Unambiguous communication
Exceeding predefined limits are spontaneous events. These events must appear on the plant operator display to allow for immediate introduction of corrective actions. Considering that a plant consists of a multitude of components made by different manufacturers, it becomes obvious that device feedback must comply with defined schemes. The objective is that the plant operator can take appropriate actions to eliminate the problem.
One approach is to classify status signals into four categories, in compliance with Namur recommendation NE 107:
  • Out of specification: Deviations from the permissible application conditions determined by the device itself through self-monitoring. The device can still be controlled from the control room.
  • Maintenance required: The device can still be controlled from the control room. The device must be inspected by a specialist to avoid any unscheduled failure.
  • Function check: Due to ongoing work on the device, it cannot be controlled from the control room at that very moment.
  • Failure: Due to functionality failures within the device or the peripherals, the device cannot be controlled from the control room.
The device manufacturer must classify the status signals of his/her devices using these categories. For example, if an actuator senses an ambient temperature out of device specification, the plant operator will receive the respective symbol with the device identification. He will inform the plant engineering accordingly and they have to investigate the origin.
According to NE 107
A similar procedure will occur if the torque is outside the tolerance band width around a reference characteristic. The maintenance symbol will be displayed on the plant operator display and the service staff will be informed accordingly about the appropriate measures to be taken.
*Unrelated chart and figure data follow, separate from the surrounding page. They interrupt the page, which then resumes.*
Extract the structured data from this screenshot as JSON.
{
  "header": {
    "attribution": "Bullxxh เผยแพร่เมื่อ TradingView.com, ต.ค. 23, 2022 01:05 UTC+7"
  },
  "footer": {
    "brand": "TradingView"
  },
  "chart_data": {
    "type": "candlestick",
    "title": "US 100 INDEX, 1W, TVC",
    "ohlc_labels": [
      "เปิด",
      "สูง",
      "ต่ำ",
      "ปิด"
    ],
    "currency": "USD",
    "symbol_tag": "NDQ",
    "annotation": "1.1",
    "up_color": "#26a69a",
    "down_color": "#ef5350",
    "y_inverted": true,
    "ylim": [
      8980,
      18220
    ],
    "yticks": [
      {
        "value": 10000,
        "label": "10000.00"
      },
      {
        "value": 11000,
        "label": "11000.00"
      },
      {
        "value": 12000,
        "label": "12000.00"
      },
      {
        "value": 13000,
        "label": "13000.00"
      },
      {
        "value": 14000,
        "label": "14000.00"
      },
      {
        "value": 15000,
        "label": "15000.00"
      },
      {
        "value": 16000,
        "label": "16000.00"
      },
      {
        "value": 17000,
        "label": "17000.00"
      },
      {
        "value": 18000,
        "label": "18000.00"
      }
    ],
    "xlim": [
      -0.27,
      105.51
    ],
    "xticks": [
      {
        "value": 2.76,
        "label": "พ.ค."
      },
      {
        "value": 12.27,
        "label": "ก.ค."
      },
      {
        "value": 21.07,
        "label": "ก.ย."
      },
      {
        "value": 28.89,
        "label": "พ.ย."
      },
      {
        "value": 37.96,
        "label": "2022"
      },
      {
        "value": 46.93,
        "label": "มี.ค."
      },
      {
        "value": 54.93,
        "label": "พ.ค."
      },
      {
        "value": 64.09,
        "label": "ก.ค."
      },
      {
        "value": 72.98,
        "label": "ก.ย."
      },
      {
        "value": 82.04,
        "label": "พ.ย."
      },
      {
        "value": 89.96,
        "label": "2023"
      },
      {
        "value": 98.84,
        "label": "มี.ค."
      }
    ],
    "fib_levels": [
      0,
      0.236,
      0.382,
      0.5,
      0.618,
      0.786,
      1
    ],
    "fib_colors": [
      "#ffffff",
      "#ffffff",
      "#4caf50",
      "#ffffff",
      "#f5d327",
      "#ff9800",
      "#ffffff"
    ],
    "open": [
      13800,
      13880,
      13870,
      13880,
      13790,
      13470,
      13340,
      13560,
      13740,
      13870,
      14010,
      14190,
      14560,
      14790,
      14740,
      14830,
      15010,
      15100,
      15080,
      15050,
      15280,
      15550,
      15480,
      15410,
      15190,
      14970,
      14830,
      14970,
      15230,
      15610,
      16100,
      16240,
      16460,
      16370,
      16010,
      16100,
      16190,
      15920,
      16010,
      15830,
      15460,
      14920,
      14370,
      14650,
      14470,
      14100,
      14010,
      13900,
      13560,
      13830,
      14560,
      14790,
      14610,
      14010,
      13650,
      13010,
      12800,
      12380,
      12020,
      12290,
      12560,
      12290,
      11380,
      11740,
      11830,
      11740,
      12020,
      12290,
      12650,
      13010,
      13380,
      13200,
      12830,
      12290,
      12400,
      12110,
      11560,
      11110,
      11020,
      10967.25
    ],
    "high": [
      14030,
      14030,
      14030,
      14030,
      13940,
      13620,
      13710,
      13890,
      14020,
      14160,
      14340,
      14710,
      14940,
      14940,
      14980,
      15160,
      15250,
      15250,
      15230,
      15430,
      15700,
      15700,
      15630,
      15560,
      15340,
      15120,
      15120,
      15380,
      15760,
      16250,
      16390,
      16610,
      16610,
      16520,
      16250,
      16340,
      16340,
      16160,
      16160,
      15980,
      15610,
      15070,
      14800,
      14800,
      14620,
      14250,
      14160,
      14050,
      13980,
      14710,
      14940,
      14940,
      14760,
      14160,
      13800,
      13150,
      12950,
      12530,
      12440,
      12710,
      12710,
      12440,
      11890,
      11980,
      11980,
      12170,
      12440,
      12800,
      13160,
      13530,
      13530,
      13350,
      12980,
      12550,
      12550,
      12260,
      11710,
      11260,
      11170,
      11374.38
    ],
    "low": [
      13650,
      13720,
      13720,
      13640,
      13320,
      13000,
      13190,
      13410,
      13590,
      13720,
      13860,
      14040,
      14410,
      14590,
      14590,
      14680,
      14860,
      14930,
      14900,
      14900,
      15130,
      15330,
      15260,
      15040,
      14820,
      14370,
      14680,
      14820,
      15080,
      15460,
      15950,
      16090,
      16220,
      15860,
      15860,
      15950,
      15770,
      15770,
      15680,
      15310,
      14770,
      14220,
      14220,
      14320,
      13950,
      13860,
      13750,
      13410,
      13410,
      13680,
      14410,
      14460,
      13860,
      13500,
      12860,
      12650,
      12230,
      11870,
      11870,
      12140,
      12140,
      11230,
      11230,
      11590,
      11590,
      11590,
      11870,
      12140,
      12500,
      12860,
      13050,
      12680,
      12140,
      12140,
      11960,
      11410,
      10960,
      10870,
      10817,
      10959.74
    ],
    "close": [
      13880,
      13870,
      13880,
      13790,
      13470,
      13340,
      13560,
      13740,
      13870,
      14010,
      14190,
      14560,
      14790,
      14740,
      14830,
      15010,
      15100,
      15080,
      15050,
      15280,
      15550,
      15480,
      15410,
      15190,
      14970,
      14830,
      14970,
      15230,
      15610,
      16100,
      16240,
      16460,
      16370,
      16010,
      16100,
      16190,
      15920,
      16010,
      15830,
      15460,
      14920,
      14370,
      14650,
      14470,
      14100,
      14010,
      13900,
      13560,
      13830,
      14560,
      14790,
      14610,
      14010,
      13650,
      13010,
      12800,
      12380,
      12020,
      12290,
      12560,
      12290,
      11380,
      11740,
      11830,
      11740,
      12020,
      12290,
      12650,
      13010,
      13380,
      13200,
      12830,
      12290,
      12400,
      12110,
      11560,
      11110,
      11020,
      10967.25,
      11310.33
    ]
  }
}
Monitoring actuator-specific service conditions and limits as well as the indication of events according to NE 107 categories are implemented. This helps to prevent actuator failures and downtimes.
In a next step, the continuously available „maintenance key“ has to be defined supplying information on the actuator status. The available data obtained from lifetime tests will be fed into formulas stored within the actuator firmware. The maintenance key supports the technical engineering in scheduling maintenance measures as required.